Entscheidungsstichwort (Thema)

Nach dem Anfechtungsgesetz (AnfG) sind Leistungen eines Ehemanns zugunsten seiner Ehefrau für die Anschaffung eines Hausgrundstücks in ihrem Alleineigentum mit Duldungsbescheid anfechtbar, wenn sie ohne angemessene Gegenleistungen erfolgen

 

Leitsatz (amtlich)

1. Die Entnahme von betrieblichen Geldmitteln zur Finanzierung eines Hausgrundstücks im Alleineigentum der Ehefrau ist eine anfechtbare Rechtshandlung i.S.v. § 1 AnfG, die zur Duldung der Vollstreckung in das Hausgrundstück führen kann.

2. Zuwendungen eines Ehepartners stellen Gläubiger benachteiligende unentgeltliche Leistungen i.S.v.§ 4 AnfG dar, wenn sie über den gesetzlich geschuldeten Familienunterhalt hinausgehen.

3. Die Obliegenheit zur Sorge für einen angemessenen Familienunterhalt umfaßt nicht die Pflicht zur Anschaffung oder Mitfinanzierung eines Eigenheims.
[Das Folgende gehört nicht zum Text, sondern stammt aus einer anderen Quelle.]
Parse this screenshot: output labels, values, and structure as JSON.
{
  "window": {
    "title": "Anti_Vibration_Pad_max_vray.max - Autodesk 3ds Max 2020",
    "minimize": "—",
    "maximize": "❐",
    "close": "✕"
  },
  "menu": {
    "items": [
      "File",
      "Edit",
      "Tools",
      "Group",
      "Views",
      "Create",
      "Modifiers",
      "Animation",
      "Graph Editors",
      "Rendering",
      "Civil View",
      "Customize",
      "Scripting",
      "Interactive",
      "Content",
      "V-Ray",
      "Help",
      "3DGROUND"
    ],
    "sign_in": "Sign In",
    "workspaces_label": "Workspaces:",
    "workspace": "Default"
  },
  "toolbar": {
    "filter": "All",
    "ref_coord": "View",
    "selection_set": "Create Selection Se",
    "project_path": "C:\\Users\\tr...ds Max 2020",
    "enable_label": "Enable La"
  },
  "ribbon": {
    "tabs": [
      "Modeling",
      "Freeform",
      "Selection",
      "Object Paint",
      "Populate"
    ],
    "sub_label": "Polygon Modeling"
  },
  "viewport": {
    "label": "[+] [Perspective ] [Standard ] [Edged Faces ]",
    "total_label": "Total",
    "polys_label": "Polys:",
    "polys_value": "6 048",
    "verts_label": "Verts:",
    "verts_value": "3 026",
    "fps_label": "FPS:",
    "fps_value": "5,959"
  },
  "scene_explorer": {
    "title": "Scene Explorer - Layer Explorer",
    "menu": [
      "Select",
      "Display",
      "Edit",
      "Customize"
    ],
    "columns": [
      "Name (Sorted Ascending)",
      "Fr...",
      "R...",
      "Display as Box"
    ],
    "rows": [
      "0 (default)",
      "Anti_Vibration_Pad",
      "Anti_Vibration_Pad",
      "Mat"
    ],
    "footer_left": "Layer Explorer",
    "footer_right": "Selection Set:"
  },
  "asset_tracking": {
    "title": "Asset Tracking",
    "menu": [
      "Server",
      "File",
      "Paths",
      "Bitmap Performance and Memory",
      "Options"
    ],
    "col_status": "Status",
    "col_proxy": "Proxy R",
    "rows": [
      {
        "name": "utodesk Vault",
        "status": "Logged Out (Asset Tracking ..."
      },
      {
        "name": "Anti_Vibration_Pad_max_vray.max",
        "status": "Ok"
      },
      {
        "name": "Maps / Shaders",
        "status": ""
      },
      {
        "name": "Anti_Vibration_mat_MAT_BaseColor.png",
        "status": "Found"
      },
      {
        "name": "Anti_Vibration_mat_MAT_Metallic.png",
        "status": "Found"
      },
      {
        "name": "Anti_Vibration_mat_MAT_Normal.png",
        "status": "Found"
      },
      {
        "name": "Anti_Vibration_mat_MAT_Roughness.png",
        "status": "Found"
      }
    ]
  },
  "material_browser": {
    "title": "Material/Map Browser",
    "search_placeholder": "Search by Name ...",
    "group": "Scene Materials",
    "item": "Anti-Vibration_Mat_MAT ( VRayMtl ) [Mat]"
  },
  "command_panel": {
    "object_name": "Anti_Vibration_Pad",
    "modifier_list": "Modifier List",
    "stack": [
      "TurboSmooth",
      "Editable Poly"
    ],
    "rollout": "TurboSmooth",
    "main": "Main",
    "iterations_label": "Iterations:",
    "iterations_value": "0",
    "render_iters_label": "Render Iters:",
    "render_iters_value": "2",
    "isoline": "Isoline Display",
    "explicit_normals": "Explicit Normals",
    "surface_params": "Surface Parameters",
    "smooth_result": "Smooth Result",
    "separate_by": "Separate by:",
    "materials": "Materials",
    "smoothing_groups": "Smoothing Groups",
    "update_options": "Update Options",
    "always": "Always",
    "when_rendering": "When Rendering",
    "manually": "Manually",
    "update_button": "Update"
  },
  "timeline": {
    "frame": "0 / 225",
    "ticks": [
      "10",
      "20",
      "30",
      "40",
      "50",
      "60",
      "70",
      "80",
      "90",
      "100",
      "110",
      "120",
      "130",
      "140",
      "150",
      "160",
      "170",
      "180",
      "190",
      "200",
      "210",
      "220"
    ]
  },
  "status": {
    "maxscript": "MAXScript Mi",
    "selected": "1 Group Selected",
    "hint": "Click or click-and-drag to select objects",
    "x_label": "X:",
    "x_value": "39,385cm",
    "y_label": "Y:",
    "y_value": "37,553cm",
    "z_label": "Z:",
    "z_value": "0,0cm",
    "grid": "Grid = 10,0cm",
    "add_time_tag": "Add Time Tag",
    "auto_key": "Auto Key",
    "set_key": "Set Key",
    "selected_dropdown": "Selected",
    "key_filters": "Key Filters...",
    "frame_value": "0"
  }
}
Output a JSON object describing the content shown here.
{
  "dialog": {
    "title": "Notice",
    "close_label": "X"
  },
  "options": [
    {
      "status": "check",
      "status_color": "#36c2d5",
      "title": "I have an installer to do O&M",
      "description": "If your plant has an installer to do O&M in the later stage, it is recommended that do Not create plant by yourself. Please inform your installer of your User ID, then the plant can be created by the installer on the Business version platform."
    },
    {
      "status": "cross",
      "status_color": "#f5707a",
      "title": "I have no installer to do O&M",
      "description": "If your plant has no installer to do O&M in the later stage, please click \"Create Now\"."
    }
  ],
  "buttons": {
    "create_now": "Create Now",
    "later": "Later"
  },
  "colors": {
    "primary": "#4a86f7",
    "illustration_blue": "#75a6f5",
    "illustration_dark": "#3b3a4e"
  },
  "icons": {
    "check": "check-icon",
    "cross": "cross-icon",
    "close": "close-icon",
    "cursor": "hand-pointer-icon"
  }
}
4. Die Ausreichung eines Darlehens ist dann nicht als ein entgeltliches Geschäft anzusehen, wenn es in seiner Ausgestaltung nicht geeignet ist, einen werthaltigen Zins- und Rückforderungsanspruch zu begründen.

 

Normenkette

AO § 191 Abs. 1 S. 2; FGO § 102; AnfG §§ 1, 3-4, 11, 13-14; BGB §§ 488, 773, 1360

 

Tatbestand

Streitig ist, ob der Beklagte zurecht die Klägerin nach dem Anfechtungsgesetz (AnfG) mit einem Duldungsbescheid für Steuerschulden ihres Ehemanns in Anspruch nimmt.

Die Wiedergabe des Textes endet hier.